A controversial tax proposal in Germany is going to take a bite out of online gaming earnings in the country. A bill that is currently being considered by Bundestag’s Finance, Legal Affairs, and Consumer Protection and Sports Committees set a 5.3 percent turnover tax for those particular industries.
This bill is part of the country’s new State Treaty on Gambling. If approved, the tax proposal will be implemented by July 1 and will cover all 16 federal states of Germany.
The proposal is a highly controversial one. There are many stakeholders in the gambling industry that say that the proposed tax rate is prohibitively high. According to the experts, the tax would result in a disadvantage for local operators.
They would be paying the proposed tax while offshore operators won’t. This is in addition to all the other restrictions that German operators have to face like caps on stakes, deposits, and spin speeds.
The criticism is not only coming from the gaming industry. The original turnover tax rate for slots was 8 percent. Leading economist Dr.
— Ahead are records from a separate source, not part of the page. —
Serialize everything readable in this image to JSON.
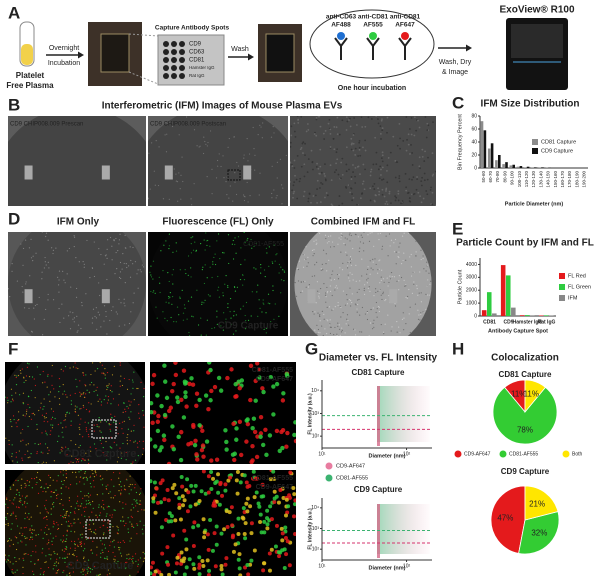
{
  "panel_labels": [
    "A",
    "B",
    "C",
    "D",
    "E",
    "F",
    "G",
    "H"
  ],
  "panel_a": {
    "sample": [
      "Platelet",
      "Free Plasma"
    ],
    "step1": [
      "Overnight",
      "Incubation"
    ],
    "spots_title": "Capture Antibody Spots",
    "spots": [
      "CD9",
      "CD63",
      "CD81",
      "Hamster IgG",
      "Rat IgG"
    ],
    "step2": "Wash",
    "antibodies": [
      [
        "anti-CD63",
        "AF488"
      ],
      [
        "anti-CD81",
        "AF555"
      ],
      [
        "anti-CD81",
        "AF647"
      ]
    ],
    "incubation": "One hour incubation",
    "step3": [
      "Wash, Dry",
      "& Image"
    ],
    "instrument": "ExoView® R100"
  },
  "panel_b": {
    "title": "Interferometric (IFM) Images of Mouse Plasma EVs",
    "image_labels": [
      "CD9 CHIP008.009 Prescan",
      "CD9 CHIP008.009 Postscan"
    ]
  },
  "panel_d": {
    "titles": [
      "IFM Only",
      "Fluorescence (FL) Only",
      "Combined IFM and FL"
    ],
    "channel": "CD81-AF555",
    "capture": "CD9 Capture"
  },
  "panel_f": {
    "channels": [
      "CD81-AF555",
      "CD9-AF647"
    ],
    "captures": [
      "CD81 Capture",
      "CD9 Capture"
    ]
  },
  "chart_data": [
    {
      "type": "bar",
      "title": "IFM Size Distribution",
      "x_label": "Particle Diameter (nm)",
      "y_label": "Bin Frequency Percent",
      "categories": [
        "50-60",
        "60-70",
        "70-80",
        "80-90",
        "90-100",
        "100-110",
        "110-120",
        "120-130",
        "130-140",
        "140-150",
        "150-160",
        "160-170",
        "170-180",
        "180-190",
        "190-200"
      ],
      "series": [
        {
          "name": "CD81 Capture",
          "color": "#8c8c8c",
          "values": [
            72,
            30,
            12,
            6,
            4,
            2,
            1,
            1,
            0.5,
            0.5,
            0,
            0,
            0,
            0,
            0
          ]
        },
        {
          "name": "CD9 Capture",
          "color": "#111111",
          "values": [
            58,
            38,
            20,
            9,
            5,
            3,
            2,
            1,
            1,
            0.5,
            0,
            0,
            0,
            0,
            0
          ]
        }
      ],
      "ylim": [
        0,
        80
      ],
      "yticks": [
        0,
        20,
        40,
        60,
        80
      ]
    },
    {
      "type": "bar",
      "title": "Particle Count by IFM and FL",
      "x_label": "Antibody Capture Spot",
      "y_label": "Particle Count",
      "categories": [
        "CD81",
        "CD9",
        "Hamster IgG",
        "Rat IgG"
      ],
      "series": [
        {
          "name": "FL Red",
          "color": "#e41a1c",
          "values": [
            450,
            3950,
            60,
            40
          ]
        },
        {
          "name": "FL Green",
          "color": "#2ecc40",
          "values": [
            1850,
            3150,
            70,
            50
          ]
        },
        {
          "name": "IFM",
          "color": "#888888",
          "values": [
            200,
            650,
            50,
            30
          ]
        }
      ],
      "ylim": [
        0,
        4500
      ],
      "yticks": [
        0,
        1000,
        2000,
        3000,
        4000
      ]
    },
    {
      "type": "scatter",
      "title": "Diameter vs. FL Intensity",
      "subtitle": "CD81 Capture",
      "x_label": "Diameter (nm)",
      "y_label": "FL Intensity (a.u.)",
      "log_x": true,
      "log_y": true,
      "xlim": [
        10,
        200
      ],
      "xticks": [
        {
          "value": 10,
          "label": "10¹"
        },
        {
          "value": 100,
          "label": "10²"
        }
      ],
      "ylim": [
        30,
        30000
      ],
      "yticks": [
        {
          "value": 100,
          "label": "10²"
        },
        {
          "value": 1000,
          "label": "10³"
        },
        {
          "value": 10000,
          "label": "10⁴"
        }
      ],
      "threshold_lines": [
        {
          "value": 800,
          "color": "#3cb371"
        },
        {
          "value": 200,
          "color": "#d6336c"
        }
      ],
      "legend": [
        {
          "name": "CD9-AF647",
          "color": "#e87ca0"
        },
        {
          "name": "CD81-AF555",
          "color": "#3cb371"
        }
      ]
    },
    {
      "type": "scatter",
      "subtitle": "CD9 Capture",
      "x_label": "Diameter (nm)",
      "y_label": "FL Intensity (a.u.)",
      "log_x": true,
      "log_y": true,
      "xlim": [
        10,
        200
      ],
      "xticks": [
        {
          "value": 10,
          "label": "10¹"
        },
        {
          "value": 100,
          "label": "10²"
        }
      ],
      "ylim": [
        30,
        30000
      ],
      "yticks": [
        {
          "value": 100,
          "label": "10²"
        },
        {
          "value": 1000,
          "label": "10³"
        },
        {
          "value": 10000,
          "label": "10⁴"
        }
      ],
      "threshold_lines": [
        {
          "value": 800,
          "color": "#3cb371"
        },
        {
          "value": 200,
          "color": "#d6336c"
        }
      ]
    },
    {
      "type": "pie",
      "title": "Colocalization",
      "subtitle": "CD81 Capture",
      "categories": [
        "CD9-AF647",
        "CD81-AF555",
        "Both"
      ],
      "colors": [
        "#e41a1c",
        "#33cc33",
        "#ffe600"
      ],
      "values": [
        11,
        78,
        11
      ],
      "value_labels": [
        "11%",
        "78%",
        "11%"
      ]
    },
    {
      "type": "pie",
      "subtitle": "CD9 Capture",
      "colors": [
        "#e41a1c",
        "#33cc33",
        "#ffe600"
      ],
      "values": [
        47,
        32,
        21
      ],
      "value_labels": [
        "47%",
        "32%",
        "21%"
      ]
    }
  ]
}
Justus Haucap and the Düsseldorf Institute for Competition Economics (DICE) published a report that the high tax rate would make regulated gaming completely unprofitable. According to the report, the government should be seeking a tax rate based on gross revenue like the rest of Europe and set it between 15 to 20 percent.
Another report, this time from Goldmedia, has come out that that the steep 5.3 percent tax rate would push half of the German slot players to unregulated sites.
Criticism also came from the European Gaming and Betting Association (EGBA) and it was even more pointed. They say that taxing online operators differently from their land-based counterparts violates European laws.
Attempts To Lower It
The high tax rate has also been under fire from gaming operators. When the state treaty was first being debated in the German state of Sachsen, the Deutscher Sportwettenverband (DSWV), the gambling operator association in Germany, asked that the state legislature should not approve the treaty unless lower taxes were in place. According to them, a one percent turnover tax would be the best choice. However, they were also willing to accept 15 to 20 percent gross revenue tax.
The German online gambling scene is facing some tough times as it is suffering from a transitional system before the approval of the new regulations. According to online operator Bet-at-home, it lost 5.5 percent revenue while LeoVegas stated that they lost 55.7 percent.